For the past two years, recreational and commercial fishermen have been unable to fish for salmon, as the fishery was closed to allow the population to rebound from these historically low levels.  Salmon populations collapsed in 2007, as a result of unsustainable water management in the Central Valley (including record levels of water exported from the Delta and dams blocking salmon spawning habitat) and poor ocean conditions.  Fishing businesses across the State, particularly along the Central and Northern California coasts, have been hammered by the closure, from mom and pop bait and tackle shops to recreational fishing guides, from commercial salmon fishermen to the hotels and restaurants that depend on recreational salmon fishermen for their livelihoods.  

The State estimated that the salmon fishery closure cost nearly 2,700 people their jobs, and cost than $279M in 2009, with similar impacts in 2008.  The fishing industry pegs the numbers much higher.

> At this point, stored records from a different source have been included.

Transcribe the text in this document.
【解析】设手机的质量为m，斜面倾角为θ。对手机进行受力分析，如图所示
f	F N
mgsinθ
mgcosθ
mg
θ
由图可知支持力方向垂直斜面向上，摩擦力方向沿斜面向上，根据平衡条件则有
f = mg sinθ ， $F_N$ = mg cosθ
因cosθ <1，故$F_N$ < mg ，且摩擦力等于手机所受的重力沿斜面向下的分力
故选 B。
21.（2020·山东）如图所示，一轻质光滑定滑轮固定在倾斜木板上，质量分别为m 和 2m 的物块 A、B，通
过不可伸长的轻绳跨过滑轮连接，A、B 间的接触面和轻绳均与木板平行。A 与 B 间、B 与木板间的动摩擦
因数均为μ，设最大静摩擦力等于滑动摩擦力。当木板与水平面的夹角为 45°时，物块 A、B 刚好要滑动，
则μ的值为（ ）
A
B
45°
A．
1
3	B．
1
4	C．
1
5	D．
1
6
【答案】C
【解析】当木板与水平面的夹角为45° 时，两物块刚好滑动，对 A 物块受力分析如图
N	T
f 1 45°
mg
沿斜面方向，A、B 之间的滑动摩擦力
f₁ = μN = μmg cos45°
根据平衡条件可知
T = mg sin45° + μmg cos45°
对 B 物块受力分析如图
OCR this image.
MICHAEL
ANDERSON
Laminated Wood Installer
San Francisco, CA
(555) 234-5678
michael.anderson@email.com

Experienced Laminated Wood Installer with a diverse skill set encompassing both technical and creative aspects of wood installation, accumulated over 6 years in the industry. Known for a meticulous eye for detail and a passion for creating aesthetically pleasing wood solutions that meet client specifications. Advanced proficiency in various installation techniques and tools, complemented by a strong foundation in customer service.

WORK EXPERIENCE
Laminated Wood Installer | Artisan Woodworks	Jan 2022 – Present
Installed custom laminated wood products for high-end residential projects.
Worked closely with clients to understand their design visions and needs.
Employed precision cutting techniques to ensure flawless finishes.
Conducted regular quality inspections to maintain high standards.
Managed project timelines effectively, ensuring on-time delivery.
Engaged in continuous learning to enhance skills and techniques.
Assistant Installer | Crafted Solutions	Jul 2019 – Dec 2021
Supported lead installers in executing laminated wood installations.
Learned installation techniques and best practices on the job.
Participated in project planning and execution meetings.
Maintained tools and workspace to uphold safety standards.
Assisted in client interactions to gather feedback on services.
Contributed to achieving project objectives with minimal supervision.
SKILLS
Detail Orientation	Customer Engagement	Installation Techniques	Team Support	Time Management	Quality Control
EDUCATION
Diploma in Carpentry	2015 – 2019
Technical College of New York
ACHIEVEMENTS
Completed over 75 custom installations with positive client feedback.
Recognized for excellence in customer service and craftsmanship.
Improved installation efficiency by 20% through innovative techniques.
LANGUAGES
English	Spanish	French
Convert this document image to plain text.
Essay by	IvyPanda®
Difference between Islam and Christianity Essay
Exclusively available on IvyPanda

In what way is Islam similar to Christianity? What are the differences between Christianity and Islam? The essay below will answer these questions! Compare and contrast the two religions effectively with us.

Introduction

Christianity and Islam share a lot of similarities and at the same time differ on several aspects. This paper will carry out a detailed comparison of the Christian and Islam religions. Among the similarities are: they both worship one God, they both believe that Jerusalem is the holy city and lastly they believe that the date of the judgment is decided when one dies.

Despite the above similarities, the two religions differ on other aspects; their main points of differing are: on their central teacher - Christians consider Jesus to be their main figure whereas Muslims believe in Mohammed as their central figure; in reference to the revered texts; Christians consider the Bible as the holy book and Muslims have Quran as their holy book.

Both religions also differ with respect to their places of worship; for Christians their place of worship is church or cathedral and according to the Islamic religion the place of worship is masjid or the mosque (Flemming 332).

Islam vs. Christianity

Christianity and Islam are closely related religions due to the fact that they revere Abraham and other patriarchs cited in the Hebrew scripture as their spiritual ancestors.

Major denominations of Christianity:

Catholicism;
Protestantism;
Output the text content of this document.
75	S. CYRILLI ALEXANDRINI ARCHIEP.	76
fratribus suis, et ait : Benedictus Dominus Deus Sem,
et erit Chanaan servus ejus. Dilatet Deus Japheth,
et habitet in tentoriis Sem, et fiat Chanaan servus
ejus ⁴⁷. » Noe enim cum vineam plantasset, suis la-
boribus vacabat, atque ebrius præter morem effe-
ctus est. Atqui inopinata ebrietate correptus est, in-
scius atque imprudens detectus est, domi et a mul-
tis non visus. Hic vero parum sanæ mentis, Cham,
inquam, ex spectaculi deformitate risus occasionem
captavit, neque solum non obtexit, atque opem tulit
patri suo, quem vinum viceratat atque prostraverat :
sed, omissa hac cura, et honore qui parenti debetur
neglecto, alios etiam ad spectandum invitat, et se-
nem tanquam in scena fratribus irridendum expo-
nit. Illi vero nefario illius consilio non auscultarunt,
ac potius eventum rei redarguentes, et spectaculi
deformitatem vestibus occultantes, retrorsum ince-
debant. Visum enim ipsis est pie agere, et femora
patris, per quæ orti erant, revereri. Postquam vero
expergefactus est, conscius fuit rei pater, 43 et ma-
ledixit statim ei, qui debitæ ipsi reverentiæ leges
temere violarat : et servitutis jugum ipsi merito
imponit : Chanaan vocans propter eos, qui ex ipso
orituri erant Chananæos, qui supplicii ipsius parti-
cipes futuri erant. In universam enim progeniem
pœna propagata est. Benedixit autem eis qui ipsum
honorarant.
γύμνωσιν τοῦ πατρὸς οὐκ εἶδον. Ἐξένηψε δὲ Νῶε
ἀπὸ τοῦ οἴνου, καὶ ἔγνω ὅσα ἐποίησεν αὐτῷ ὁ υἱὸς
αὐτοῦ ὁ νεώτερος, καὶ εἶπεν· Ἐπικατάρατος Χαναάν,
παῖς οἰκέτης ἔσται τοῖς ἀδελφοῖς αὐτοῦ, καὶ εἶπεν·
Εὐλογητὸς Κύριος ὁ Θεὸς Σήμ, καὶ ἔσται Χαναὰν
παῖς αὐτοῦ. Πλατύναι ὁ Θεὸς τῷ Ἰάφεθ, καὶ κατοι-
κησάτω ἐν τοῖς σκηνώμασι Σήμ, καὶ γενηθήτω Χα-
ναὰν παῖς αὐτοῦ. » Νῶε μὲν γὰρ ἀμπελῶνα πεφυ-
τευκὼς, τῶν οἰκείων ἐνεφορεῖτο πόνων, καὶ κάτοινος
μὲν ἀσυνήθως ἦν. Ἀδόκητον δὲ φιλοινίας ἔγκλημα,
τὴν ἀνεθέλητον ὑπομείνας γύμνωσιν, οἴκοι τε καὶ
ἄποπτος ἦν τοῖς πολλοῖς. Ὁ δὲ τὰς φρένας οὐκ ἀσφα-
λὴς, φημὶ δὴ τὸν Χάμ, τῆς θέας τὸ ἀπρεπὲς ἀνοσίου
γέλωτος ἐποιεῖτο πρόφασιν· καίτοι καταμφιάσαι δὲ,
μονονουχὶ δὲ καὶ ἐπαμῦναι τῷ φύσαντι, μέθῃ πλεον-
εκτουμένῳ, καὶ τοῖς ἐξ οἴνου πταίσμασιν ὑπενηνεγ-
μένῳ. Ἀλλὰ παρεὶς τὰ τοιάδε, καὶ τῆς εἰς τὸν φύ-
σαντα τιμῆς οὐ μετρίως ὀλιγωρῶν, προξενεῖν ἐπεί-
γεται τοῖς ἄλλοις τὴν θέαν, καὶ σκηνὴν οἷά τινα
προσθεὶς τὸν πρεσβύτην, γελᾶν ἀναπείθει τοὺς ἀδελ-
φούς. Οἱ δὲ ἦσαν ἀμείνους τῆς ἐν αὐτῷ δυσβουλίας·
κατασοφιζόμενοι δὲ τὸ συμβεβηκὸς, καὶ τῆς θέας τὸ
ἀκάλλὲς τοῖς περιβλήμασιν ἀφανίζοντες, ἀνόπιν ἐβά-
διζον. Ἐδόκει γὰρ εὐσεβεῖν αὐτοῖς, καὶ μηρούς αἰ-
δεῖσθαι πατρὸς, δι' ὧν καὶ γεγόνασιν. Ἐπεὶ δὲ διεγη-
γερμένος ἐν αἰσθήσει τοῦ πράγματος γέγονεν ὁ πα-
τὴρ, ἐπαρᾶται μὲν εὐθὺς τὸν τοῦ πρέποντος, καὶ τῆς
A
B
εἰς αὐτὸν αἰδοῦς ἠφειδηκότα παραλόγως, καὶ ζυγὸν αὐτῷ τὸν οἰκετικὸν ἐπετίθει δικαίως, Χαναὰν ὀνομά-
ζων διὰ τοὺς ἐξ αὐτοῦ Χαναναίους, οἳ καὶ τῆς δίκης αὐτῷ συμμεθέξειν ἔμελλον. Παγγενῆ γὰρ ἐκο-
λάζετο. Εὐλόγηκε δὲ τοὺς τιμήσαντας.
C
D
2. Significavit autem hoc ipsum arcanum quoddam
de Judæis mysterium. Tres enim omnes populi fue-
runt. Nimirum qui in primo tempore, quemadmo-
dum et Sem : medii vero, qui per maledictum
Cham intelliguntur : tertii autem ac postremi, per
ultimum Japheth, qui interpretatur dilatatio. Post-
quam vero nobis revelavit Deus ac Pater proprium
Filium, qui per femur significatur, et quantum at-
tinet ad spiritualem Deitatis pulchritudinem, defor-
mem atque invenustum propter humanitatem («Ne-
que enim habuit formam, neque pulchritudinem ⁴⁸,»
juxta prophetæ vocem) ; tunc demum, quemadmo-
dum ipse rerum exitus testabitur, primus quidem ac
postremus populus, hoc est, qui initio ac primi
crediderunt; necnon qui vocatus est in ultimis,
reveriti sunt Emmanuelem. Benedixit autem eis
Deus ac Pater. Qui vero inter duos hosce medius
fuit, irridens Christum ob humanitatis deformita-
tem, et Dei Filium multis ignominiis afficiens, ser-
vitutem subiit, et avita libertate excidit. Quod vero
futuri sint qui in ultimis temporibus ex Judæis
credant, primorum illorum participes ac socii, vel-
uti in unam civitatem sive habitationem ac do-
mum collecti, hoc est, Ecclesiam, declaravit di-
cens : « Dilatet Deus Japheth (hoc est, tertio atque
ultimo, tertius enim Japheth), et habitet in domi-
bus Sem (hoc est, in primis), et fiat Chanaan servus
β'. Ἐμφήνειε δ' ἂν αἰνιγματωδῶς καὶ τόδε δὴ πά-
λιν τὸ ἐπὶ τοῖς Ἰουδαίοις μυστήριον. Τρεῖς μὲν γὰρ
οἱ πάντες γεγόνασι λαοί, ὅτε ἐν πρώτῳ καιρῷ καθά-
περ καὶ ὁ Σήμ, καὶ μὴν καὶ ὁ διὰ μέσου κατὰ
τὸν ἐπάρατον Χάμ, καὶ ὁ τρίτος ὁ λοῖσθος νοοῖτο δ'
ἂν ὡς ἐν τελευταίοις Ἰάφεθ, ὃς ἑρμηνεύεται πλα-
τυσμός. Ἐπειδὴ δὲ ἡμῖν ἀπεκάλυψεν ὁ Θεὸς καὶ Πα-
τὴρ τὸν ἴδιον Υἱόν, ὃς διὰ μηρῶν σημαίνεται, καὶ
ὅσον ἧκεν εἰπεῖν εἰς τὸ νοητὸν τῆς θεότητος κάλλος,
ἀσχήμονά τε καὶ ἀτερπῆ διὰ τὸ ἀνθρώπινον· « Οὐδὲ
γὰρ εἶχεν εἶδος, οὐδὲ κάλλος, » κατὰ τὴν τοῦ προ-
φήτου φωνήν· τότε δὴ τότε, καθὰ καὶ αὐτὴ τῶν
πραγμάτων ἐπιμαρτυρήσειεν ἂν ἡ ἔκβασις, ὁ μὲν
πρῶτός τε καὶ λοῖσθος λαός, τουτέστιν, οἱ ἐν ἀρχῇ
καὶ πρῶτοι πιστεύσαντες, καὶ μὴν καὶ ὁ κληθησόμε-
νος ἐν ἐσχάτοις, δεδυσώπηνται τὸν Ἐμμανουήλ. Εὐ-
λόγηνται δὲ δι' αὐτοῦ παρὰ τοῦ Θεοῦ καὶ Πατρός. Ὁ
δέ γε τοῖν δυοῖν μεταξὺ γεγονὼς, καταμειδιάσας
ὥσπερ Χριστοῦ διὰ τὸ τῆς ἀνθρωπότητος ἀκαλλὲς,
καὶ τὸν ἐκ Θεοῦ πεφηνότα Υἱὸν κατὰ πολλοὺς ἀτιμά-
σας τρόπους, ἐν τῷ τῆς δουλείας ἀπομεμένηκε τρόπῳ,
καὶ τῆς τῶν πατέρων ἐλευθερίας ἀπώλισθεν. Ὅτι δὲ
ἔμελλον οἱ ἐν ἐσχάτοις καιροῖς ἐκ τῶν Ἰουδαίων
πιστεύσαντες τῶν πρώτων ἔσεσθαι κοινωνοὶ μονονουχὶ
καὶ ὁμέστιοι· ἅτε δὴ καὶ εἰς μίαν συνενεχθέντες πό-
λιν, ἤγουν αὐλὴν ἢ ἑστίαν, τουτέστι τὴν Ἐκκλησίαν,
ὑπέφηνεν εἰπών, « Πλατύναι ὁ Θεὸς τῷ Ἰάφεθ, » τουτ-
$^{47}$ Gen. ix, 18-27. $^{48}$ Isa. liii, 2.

But either way, the numbers don’t tell the story of how the closure affected individual lives and fishing communities. (The LA Times did a nice piece in December about the impacts on Ft. Bragg, a small coastal fishing town a couple hours North of San Francisco, but there hasn’t been much coverage on TV news).   All of these folks have sacrificed the past two years to allow these magnificent fish to rebound, so they – and everyone else in California – could go fishing for salmon with their kids, or for their livelihoods, in the future.

In 2008, NRDC warned that unsustainable water management in the Bay-Delta threatened the future of California’s salmon fishery.  But as we noted in our report, it doesn’t need to be this way: we can restore the salmon fishery and still meet California’s water needs, by investing in smart, 21st century water solutions like water efficiency, groundwater cleanup, water recycling, and urban stormwater management.   That's still true today.

But things have gotten so bad for salmon that the Sac Bee story actually discusses listing the fall run Chinook salmon under the Endangered Species Act.  That could be devastating for the State's salmon fishery, not to mention everyone who likes to eat local, wild salmon.

In the early 1990s California’s salmon populations tanked, although not as badly as they have now, and winter and spring run salmon were listed under the Endangered Species Act.  But with passage of the Central Valley Project Improvement Act (which dedicated more water to remain in-river to protect migrating salmon, improved spawning habitats, and made other operational changes) and the end of the last drought, salmon populations rebounded.  Unfortunately, in more recent years, as water exports from the Delta reached record high levels, salmon populations began to shrink, finally collapsing in the past few years.

Let’s hope that the recent changes to state and federal policies in the Delta are enough to bring salmon (and the salmon fishery) back, and to ensure that the fishermen’s sacrifice of the past two years was an investment in our future, not a sacrifice in vain.